我在OLapCube软件包data.cube中遇到一些问题:
install.packages("data.cube", repos = paste0("https://", c(
"jangorecki.gitlab.io/data.cube",
"cloud.r-project.org"
)))
一些测试数据:
library(data.table)
set.seed(42)
dt <- CJ(color = c("green","yellow","red"),
year = 2011:2015,
month = 1:12,
status = c("active","inactive","archived","removed")
)[sample(600)]
dt[, "value" := sample(4:7/2, nrow(dt), TRUE)]

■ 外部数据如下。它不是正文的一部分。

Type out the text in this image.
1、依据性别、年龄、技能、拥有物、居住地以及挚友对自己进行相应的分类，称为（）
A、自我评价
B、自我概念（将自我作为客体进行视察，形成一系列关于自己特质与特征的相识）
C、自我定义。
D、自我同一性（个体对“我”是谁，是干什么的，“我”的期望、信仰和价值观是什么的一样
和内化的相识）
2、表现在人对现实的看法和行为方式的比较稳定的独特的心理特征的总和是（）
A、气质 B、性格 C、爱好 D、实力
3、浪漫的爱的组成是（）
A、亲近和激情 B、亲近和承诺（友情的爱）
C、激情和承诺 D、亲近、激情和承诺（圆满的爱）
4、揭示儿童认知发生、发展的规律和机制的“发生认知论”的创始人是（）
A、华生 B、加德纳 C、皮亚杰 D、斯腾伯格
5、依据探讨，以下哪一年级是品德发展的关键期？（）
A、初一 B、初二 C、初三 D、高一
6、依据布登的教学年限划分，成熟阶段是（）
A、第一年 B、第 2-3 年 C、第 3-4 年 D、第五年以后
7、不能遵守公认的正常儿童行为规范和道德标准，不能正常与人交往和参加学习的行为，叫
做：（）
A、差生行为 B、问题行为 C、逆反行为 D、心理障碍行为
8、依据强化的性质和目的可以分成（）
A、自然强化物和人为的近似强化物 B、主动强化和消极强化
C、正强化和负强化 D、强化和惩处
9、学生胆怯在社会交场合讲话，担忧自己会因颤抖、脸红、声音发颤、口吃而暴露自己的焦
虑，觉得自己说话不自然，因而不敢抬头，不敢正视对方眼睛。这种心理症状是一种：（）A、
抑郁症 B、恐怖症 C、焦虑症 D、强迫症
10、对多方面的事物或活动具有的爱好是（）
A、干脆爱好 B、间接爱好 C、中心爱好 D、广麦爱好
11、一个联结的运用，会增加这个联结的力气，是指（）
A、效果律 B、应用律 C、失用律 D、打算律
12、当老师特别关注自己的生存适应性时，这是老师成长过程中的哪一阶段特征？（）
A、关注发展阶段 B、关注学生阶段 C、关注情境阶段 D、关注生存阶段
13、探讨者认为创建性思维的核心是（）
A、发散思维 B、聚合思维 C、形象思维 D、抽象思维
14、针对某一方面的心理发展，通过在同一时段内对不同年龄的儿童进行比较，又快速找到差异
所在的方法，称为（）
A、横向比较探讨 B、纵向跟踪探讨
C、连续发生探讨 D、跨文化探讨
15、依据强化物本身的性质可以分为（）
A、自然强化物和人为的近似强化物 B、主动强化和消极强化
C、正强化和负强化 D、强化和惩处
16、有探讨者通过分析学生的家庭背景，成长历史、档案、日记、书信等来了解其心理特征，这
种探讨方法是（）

现在,我想创建一个多维数据集并在时间维度上应用层次结构。像这样:
library(data.cube)
dc <- as.data.cube(dt, id.vars = c("color", "year", "month", "status"),
measure.vars = "value",
hierarchies = list(time <- list("year, month")))
如果我运行此代码,则会收到错误消息:
Error in as.data.cube.data.table(dt, id.vars = c("color", "year", "month", :
identical(names(hierarchies), id.vars) | identical(names(hierarchies), .... is not TRUE
如果我尝试类似
hierarchies = list(time <- list("year, month"), color <- list("color"),
status <- list("status"))
我遇到同样的错误。
答案 0 :(得分:3)
写得很好的问题。
我看到您是根据?as.data.cube
个示例制作的示例,因此我也会尝试使用该示例来回答您的问题
# Original example goes as follows
library(data.cube)
library(data.table)
set.seed(1L)
dt = CJ(color = c("green","yellow","red"),
year = 2011:2015,
status = c("active","inactive","archived","removed"))[sample(30)]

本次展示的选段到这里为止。